Once we are esconced on the ranch, I would like to look into selling the trailer, and into settling with Wachovia and selling my car as well.  That way, I can use the truck that I inherited from Bill, which is currently towing the trailer (and which is completely paid off).  Gas mileage is worse on the truck than on my car, but again, there’s the issue of not having to make any more car payments to Wachovia the crooks.

I think things are finally looking up for us.  I was a bit down this weekend because one of the tires on my car had a blowout, and I had to invest a lot of money in a new one that I hadn’t planned on spending – goodbye, paycheck!  But then my claim forms finally arrived, and it’s a huge weight off my mind.  Now, as long as my baby makes it home in one piece (and also returns to me safely in two weeks) I think things will be well on their way to perfect, or as perfect as imperfect, unpredictable life could ever possibly be for two crazy kids madly in love with one another.


  1. Good luck with everything, hun. Reading this entry brings back some great and some painful memories. I was in a long distance relationship with an Irish boy for two years, but the distance got the best of us. When you are in college and live such very different lives, it is really tough.

    You guys will be good though. You’re awfully cute AND you might move to Elmira. I’m not worried. =P

  2. Isn’t life just so extremely quirky?

    Circumstances brought you to homelessness and you “lost” all of your worldly possessions.

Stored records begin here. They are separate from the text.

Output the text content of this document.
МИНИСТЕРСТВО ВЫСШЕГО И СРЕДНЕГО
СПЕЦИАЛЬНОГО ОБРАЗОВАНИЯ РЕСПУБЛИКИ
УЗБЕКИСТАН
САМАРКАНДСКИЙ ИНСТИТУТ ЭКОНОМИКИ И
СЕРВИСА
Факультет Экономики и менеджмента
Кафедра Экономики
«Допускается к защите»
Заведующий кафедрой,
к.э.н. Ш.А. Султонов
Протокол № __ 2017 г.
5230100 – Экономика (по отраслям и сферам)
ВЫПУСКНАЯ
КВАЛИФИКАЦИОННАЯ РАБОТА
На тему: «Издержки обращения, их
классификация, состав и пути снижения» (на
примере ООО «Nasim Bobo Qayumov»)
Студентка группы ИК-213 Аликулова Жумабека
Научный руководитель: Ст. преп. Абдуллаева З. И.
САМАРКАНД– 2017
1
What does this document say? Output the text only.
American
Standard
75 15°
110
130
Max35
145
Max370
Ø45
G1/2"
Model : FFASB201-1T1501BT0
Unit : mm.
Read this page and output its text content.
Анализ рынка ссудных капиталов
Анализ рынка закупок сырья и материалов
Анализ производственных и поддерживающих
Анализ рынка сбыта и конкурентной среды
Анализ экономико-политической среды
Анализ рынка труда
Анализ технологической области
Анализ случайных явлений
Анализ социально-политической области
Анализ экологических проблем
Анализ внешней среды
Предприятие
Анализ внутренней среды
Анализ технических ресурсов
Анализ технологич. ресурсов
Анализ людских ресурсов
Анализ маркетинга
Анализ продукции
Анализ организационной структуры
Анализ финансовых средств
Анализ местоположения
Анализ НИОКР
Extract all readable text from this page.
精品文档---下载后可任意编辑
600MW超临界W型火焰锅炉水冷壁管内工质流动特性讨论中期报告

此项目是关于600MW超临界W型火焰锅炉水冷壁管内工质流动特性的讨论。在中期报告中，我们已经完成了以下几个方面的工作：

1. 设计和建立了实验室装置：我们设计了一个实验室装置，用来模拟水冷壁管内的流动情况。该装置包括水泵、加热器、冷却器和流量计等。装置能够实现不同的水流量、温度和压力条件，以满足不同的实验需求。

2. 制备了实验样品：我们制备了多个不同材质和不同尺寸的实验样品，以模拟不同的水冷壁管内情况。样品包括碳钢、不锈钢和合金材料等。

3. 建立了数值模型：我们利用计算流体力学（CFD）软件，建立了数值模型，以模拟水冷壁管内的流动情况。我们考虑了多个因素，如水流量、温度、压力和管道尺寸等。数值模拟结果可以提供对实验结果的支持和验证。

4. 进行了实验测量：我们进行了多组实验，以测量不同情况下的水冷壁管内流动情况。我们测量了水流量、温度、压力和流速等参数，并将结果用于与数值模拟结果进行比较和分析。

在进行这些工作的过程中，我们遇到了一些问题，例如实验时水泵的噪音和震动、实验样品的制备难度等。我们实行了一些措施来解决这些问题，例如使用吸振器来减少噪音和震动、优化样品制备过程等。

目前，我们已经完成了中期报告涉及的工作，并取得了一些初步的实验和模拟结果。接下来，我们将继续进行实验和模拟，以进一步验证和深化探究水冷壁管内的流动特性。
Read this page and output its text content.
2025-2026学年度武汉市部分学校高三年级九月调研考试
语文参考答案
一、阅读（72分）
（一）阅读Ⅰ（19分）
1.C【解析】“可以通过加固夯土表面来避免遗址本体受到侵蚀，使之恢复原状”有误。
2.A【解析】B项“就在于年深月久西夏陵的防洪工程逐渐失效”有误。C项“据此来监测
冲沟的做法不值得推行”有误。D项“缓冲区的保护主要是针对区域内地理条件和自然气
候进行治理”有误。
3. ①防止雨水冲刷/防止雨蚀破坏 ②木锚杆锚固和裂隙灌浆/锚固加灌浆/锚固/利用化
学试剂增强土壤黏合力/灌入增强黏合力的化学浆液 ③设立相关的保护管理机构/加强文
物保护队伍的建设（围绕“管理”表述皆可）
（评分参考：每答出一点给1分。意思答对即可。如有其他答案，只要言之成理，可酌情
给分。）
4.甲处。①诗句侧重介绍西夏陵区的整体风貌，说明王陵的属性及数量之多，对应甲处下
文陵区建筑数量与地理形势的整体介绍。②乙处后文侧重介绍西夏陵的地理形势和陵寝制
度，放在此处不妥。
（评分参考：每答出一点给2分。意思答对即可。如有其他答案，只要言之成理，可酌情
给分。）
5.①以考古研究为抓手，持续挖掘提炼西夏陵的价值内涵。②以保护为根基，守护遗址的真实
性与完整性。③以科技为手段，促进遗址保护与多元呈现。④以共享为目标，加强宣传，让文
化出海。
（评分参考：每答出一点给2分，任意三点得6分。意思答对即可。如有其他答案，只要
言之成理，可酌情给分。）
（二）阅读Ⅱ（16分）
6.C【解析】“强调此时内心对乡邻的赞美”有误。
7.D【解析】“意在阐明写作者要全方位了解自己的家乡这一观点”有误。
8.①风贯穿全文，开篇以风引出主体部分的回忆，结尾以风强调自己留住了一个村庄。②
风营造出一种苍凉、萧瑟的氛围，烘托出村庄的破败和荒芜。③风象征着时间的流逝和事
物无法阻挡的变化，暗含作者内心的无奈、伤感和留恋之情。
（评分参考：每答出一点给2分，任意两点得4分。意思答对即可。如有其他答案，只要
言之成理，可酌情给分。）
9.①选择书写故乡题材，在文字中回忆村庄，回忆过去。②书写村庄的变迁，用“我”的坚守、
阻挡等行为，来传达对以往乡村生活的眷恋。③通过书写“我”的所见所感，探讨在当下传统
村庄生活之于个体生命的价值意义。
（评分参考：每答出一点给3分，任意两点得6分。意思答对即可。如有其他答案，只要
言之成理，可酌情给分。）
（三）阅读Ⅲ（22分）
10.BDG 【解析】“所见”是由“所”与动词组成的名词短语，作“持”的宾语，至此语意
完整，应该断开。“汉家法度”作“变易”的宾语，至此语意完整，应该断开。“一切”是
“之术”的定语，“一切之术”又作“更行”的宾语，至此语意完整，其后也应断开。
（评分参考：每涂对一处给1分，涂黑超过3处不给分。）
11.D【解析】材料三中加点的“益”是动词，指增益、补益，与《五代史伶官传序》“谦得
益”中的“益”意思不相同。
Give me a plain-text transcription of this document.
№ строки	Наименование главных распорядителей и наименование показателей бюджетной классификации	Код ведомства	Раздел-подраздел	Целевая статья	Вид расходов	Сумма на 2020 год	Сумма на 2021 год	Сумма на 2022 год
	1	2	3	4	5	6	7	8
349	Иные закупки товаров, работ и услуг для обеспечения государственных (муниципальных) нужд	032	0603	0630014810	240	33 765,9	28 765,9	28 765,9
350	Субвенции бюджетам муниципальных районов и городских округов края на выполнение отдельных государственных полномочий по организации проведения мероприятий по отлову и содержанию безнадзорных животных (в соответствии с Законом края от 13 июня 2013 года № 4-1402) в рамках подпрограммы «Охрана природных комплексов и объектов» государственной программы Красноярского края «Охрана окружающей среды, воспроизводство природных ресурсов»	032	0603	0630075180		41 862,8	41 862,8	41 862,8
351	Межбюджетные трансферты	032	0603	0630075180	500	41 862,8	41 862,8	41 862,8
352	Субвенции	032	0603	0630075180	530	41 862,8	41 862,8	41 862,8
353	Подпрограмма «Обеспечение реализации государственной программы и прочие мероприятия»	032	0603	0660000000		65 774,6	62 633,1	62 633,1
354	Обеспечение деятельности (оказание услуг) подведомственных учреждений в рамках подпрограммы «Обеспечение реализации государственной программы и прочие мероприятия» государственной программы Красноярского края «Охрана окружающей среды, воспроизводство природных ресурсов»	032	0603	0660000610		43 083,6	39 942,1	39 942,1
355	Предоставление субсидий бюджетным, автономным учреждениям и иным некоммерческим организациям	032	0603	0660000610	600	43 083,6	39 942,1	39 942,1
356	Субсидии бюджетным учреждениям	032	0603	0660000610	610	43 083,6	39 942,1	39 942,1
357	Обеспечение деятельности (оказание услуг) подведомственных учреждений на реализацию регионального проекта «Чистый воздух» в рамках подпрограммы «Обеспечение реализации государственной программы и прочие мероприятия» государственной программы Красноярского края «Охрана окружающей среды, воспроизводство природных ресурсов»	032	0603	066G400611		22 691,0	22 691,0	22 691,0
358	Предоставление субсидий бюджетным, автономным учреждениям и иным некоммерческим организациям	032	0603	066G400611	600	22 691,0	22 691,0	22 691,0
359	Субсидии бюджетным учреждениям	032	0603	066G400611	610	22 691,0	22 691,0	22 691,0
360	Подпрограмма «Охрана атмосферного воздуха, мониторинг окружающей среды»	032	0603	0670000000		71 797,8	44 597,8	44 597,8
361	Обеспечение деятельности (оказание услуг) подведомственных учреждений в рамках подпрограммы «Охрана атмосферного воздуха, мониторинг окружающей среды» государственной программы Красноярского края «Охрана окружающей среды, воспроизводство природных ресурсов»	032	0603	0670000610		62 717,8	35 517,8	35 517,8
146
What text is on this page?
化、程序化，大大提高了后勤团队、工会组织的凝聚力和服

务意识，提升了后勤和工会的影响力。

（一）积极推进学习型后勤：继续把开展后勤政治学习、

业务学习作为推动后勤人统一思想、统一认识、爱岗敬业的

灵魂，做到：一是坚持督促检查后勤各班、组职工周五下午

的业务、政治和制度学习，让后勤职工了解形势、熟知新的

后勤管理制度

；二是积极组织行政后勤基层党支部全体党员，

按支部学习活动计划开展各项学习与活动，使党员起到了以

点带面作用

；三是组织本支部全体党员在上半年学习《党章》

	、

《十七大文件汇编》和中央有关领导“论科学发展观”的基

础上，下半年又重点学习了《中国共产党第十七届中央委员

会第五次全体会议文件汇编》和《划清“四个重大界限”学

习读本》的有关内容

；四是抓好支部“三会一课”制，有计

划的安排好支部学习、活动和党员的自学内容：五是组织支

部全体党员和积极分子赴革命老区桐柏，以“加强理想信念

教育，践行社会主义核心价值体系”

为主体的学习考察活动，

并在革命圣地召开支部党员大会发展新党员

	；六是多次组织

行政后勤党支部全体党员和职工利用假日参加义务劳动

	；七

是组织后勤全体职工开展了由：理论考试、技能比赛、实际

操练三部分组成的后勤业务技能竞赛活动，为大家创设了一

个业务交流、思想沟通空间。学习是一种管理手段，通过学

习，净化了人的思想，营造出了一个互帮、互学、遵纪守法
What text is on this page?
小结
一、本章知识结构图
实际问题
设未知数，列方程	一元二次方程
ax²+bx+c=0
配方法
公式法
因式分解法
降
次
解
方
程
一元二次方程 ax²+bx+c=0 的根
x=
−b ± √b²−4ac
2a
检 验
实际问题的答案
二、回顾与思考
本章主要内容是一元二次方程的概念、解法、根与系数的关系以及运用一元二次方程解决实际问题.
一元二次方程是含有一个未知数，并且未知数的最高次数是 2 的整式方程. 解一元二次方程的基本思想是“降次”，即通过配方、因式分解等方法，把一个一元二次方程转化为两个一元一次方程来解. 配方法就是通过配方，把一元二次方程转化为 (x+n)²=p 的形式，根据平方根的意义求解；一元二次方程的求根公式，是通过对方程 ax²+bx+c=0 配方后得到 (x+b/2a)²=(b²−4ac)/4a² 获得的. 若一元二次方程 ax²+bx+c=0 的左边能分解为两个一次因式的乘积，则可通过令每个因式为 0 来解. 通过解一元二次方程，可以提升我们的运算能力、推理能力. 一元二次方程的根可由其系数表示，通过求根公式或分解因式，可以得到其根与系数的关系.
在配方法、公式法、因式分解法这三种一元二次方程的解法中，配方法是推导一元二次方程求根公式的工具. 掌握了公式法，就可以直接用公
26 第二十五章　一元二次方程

Yet, although materials things may have been removed from your life, you were on the other hand given something of priceless value in return.

    When you, Matt and I meet for lunch (or dinner) after he returns, I’ll share with the both of you a similar personal story.

    Two weeks will pass quickly… you’ll see.

    My best to the both of you….

  3. Hi, Bri. I’m a reporter from Newsweek magazine, and I stumbled across your blog earlier this week. I would love to talk to you and Matt about a story I’m interested in pursuing, about the homeless community online (I noticed that you’ve spoken to other media outlets before). I sent Matt an email just now, and if you have time to speak this week, let me know–just send me an email and we’ll set up a time to talk. Thanks, and good luck with everything!


  4. Hey Jul :) I read your blog entry about your Irish boy; I am so sorry, but I firmly believe that if he was the one for you he would have realized all of your awesome qualities and never been stupid enough to let you go. The blog entry was beautifully written, I have to admit I’m a bit jealous because you’re a far superior writer to me ;)

    Hi Michael, we’re all excited about getting to meet you as well, and to get to hear your story! We’re also going to get to meet Cynthia, who blogs over at Matt’s site, and she’s all excited too. She has offered to perform our wedding ceremony when we eventually tie the knot, as she is registered as an officiant. That might be possible, as long as it’s a secular ceremony and a non-religious one (my family is hardcore JW and they would not attend if I were wed in any other religion’s ceremony. Of course, they still might not attend, since they are supposed to shun anyone who marries out of the religion. Lovely, right?)

    Hi Aku, I’ve already spoken to you over the phone, haha! But I’m including you in my comment anyway, since I’m catching up with responding to all my unanswered ones. Thanks so much for reading our story; Matt is still having issues getting his internet back up but has been told it will be up by Tuesday. His phone does work, however, and he would be happy to talk to you. He checks his e-mail at the public library, so you can still contact him there directly.